Die Castro-Regierung dagegen behauptet, dass Fariñas "an einer ausgeprägten Persönlichkeitsstörung leidet und eine Show abzieht". In Kubas einziger Tageszeitung, der von der Kommunistischen Partei herausgegebenen "Granma", heißt es über Farinas, dass "er alleine für die Konsequenzen verantwortlich" sei. "Granma" beschimpft den Dissidenten mit denselben Ausdrücken, die sie seit 40 Jahren gegen alle verwendet, die dem Regime widersprechen: Fariñas sei ein "Konterrevolutionär", ein "Verräter", "subversiv", ein "Anti-Kubaner", "Söldner und Agent im Dienst der USA" usw.

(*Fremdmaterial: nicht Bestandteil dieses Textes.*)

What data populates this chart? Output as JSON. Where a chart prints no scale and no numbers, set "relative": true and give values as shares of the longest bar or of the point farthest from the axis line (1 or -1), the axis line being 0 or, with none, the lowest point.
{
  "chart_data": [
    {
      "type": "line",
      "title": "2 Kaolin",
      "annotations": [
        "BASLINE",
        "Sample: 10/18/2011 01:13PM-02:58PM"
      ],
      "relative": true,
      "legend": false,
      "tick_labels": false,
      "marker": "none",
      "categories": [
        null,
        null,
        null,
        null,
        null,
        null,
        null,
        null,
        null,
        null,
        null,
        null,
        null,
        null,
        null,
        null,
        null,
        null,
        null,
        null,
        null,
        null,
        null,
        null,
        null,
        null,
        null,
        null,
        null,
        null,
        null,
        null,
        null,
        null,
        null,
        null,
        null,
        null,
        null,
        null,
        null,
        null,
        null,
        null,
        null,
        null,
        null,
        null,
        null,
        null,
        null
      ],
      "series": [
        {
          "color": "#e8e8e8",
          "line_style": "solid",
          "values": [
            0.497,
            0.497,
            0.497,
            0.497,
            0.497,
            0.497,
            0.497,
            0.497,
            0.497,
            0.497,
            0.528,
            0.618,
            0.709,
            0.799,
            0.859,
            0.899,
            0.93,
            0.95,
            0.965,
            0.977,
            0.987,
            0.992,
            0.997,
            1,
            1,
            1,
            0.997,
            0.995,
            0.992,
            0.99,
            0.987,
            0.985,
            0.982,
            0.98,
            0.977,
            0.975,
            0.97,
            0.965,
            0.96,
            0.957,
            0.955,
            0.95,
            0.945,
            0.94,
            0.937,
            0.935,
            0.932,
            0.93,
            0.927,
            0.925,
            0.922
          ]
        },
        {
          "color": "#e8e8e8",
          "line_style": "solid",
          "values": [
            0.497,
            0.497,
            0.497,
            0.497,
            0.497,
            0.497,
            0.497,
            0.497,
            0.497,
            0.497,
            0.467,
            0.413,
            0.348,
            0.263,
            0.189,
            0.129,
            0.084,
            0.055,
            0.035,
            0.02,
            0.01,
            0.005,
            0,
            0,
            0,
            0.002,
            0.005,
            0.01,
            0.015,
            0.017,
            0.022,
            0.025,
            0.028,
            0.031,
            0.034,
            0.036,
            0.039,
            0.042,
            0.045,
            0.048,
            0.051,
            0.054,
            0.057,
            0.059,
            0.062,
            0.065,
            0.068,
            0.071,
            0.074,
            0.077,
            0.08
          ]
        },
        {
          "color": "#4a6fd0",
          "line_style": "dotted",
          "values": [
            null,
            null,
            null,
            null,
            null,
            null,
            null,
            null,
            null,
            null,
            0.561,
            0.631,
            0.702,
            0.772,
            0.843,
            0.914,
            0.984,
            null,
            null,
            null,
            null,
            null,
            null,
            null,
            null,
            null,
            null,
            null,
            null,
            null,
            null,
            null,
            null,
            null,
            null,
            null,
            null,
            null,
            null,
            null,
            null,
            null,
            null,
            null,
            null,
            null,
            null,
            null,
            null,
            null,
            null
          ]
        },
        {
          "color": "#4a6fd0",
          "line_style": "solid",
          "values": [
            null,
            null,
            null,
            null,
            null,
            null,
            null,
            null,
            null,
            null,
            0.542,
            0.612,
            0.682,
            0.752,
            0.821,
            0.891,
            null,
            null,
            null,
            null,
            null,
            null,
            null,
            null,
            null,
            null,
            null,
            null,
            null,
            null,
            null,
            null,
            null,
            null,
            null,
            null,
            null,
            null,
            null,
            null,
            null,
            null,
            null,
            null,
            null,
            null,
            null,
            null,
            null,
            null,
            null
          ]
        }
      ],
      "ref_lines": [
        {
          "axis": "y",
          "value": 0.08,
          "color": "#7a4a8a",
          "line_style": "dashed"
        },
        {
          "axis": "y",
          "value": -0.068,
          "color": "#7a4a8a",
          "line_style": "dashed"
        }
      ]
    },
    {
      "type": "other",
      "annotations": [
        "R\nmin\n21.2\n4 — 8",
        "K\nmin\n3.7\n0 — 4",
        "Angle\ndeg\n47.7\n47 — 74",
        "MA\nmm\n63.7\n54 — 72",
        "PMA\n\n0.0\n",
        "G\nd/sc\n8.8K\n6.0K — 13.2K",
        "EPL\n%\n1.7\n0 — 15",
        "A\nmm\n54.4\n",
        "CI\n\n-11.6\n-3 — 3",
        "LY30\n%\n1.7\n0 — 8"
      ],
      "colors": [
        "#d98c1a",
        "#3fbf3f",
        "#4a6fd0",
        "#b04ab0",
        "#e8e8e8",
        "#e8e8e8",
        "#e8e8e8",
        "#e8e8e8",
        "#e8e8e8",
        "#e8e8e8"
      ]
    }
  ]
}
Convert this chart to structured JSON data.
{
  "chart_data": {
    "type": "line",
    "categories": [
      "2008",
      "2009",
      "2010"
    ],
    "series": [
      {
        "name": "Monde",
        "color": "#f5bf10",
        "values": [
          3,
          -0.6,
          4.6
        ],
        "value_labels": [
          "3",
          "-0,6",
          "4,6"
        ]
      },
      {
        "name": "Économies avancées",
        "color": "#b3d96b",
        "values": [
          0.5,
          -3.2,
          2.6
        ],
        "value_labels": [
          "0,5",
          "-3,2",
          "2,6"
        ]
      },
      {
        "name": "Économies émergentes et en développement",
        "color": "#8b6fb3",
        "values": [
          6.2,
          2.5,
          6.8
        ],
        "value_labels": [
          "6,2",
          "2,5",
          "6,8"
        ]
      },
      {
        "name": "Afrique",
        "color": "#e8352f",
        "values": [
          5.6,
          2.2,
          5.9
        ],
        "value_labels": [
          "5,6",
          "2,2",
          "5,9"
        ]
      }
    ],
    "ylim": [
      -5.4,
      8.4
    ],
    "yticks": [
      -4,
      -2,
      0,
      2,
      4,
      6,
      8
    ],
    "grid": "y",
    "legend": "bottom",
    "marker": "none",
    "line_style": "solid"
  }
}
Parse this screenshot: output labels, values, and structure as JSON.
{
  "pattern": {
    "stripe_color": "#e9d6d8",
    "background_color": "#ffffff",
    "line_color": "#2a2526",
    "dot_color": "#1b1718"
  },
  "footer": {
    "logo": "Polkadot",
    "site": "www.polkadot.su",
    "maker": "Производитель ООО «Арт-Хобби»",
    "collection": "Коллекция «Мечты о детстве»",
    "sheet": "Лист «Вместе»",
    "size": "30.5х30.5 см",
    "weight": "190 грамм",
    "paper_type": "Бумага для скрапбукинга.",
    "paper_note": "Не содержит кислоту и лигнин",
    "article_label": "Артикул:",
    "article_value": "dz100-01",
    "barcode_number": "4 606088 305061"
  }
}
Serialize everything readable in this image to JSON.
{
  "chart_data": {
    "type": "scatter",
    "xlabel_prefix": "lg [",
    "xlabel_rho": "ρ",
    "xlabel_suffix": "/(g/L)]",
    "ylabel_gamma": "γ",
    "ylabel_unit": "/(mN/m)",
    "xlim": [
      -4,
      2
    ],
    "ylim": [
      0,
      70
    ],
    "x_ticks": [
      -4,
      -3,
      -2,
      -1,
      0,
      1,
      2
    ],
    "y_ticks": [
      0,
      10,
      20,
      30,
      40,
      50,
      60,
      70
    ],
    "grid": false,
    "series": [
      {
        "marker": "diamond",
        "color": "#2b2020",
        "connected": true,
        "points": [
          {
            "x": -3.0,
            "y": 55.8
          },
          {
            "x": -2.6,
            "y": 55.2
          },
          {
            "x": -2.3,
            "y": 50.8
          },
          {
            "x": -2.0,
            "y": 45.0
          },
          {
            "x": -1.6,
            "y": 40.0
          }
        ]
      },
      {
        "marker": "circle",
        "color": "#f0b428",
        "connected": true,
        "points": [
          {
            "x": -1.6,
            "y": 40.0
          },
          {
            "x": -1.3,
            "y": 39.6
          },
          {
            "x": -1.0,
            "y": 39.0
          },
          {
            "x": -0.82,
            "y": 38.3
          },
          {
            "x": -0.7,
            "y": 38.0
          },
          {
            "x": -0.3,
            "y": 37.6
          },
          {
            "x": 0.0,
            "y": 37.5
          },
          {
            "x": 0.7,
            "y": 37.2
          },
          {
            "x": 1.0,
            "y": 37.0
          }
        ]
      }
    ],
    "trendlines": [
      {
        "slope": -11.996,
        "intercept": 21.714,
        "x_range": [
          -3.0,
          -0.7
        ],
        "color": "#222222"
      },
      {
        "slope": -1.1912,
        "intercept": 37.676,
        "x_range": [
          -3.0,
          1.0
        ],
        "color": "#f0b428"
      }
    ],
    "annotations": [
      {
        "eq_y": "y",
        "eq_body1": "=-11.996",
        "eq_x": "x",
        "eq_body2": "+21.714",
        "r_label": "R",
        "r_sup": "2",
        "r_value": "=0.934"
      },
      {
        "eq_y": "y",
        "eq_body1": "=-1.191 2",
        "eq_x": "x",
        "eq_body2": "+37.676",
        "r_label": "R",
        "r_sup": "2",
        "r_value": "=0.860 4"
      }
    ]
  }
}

Lech Walesa: Fariñas muss lebend eine wichtige Aufgabe für Kubas Zukunft ausüben
Polens ehemaliger Präsident und Friedensnobelpreisträger Lech Walesa, der sich, wie die IGFM, vehement für die Einhaltung der Menschenrechte auf Kuba einsetzt, hat in einem Telefongespräch mit Fariñas diesen allerdings aufgefordert, den Hungerstreik zu beenden, da Menschen wie er, für die demokratische Zukunft Kubas lebend gebraucht werden.
Europäisches Parlament verabschiedet Resolution
Unterdessen hat das Europäische Parlament eine Resolution verabschiedet, in der die "kontinuierliche Missachtung der Menschenrechte" durch die kubanische Regierung kritisiert wird. Das EP fordert die Castro-Regierung auf, alle politischen Gefangenen freizulassen und die Sensibilität der Trauernden zu achten.